Les intellectuels qui sont si prompts à « s’indigner » – une façon moralement confortable d’assumer son impuissance – ne s’indignent même pas en grand nombre. Les politiques non plus.
Pourquoi ?
Ils sont gênés. Gênés de reconnaître le poids du facteur religieux dans le monde. Gênés d’accepter une sorte de fraternité avec ces peuples qui les conduirait à reconnaître leur origine chrétienne qu’ils nient – l’Europe s’est pourtant construite avec et par le christianisme, entre autres… Gênés de devoir sortir de leur laïcisme mal compris – celui qui prône l’athéisme alors que le vrai laïcisme est le garant de la liberté intérieure et de la possibilité de pratiquer toutes les religions. Tellement gênés qu’ils préfèrent noyer le malheur des chrétiens dans des malheurs plus généraux, l’effondrement de l’Irak et la Syrie, un fanatisme aveugle et généralisé, voire un mea-culpa sur l’impérialisme colonial européen puis américain. Tout plutôt que des parler des chrétiens accablés par ce qu’ils sont chrétiens. « Cachez cette religion que je ne saurais voir » disent les Tartuffe modernes en ne disant rien.

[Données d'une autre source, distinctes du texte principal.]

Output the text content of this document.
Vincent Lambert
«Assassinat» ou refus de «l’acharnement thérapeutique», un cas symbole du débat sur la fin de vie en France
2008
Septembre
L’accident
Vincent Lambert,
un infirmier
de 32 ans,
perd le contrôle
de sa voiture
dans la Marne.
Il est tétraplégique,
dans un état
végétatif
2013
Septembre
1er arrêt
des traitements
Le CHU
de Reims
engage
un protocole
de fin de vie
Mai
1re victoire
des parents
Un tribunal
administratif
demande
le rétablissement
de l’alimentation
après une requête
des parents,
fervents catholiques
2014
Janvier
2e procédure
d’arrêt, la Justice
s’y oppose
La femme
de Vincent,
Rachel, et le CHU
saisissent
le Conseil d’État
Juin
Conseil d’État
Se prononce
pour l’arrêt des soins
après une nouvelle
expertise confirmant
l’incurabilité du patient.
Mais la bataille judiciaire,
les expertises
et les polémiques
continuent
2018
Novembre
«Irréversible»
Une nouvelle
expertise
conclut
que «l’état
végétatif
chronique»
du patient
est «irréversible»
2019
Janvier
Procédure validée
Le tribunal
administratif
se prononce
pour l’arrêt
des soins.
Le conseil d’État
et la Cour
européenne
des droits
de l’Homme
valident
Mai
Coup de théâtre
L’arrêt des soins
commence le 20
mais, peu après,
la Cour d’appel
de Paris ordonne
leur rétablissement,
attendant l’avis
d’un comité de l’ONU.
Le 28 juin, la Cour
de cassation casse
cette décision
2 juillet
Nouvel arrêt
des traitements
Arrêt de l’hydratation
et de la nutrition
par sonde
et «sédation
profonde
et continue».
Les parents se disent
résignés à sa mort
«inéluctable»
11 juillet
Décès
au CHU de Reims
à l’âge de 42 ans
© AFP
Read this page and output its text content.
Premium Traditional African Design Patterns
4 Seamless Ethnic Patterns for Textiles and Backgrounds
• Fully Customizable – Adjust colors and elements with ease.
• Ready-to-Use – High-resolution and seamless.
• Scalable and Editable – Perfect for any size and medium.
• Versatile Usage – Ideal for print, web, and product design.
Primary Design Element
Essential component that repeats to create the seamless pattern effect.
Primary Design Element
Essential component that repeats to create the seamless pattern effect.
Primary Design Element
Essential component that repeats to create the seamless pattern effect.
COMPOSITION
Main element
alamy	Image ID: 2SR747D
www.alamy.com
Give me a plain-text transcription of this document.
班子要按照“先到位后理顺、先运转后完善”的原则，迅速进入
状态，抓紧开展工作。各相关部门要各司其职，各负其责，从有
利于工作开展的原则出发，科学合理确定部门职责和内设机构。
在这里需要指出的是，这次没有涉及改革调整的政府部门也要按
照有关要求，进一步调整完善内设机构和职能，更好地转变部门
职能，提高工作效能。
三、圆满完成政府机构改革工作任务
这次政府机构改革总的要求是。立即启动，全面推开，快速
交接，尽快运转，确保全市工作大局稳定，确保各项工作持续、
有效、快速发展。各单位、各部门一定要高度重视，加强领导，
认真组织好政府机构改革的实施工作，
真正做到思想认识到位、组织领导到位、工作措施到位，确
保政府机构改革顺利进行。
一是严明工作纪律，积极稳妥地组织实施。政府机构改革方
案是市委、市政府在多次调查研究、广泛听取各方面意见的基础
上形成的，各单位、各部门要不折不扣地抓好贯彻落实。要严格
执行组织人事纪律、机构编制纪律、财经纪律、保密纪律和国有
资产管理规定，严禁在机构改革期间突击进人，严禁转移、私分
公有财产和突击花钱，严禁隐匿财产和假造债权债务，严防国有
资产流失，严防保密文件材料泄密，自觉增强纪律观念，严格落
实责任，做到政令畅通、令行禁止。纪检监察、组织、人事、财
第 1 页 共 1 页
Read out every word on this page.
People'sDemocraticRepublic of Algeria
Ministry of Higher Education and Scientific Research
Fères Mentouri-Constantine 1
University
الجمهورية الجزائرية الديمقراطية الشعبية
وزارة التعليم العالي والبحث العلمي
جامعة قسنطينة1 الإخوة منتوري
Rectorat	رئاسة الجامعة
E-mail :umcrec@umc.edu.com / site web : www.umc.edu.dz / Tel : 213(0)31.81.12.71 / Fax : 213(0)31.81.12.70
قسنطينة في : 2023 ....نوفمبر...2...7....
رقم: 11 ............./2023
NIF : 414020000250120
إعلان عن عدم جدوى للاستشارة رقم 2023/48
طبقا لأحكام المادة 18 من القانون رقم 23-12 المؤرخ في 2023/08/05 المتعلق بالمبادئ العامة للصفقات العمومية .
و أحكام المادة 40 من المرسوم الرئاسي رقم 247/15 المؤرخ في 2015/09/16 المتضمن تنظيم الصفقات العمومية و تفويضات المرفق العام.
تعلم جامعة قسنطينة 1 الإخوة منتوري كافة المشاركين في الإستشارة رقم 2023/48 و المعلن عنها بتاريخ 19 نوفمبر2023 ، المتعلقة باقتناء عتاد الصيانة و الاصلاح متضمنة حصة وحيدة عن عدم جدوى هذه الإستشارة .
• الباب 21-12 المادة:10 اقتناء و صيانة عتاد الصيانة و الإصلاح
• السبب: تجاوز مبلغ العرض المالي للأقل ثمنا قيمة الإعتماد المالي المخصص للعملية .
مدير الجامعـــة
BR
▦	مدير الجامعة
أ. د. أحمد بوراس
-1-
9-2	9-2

Franchement, cette gêne me gêne.
Je n’ai pas de mal à avouer que, en tant qu’occidental d'origine chrétienne, ces massacres m’affectent plus que d’autres ! Car c’est ma chair spirituelle qui est atteinte en des frères de pensée. Car c’est mon histoire et mon espérance qu’on tue. Car cette barbarie constitue le contraire du message évangélique, un message intéressant, pacifiste et humanisant, même pour celui qui ne croit pas. (…)"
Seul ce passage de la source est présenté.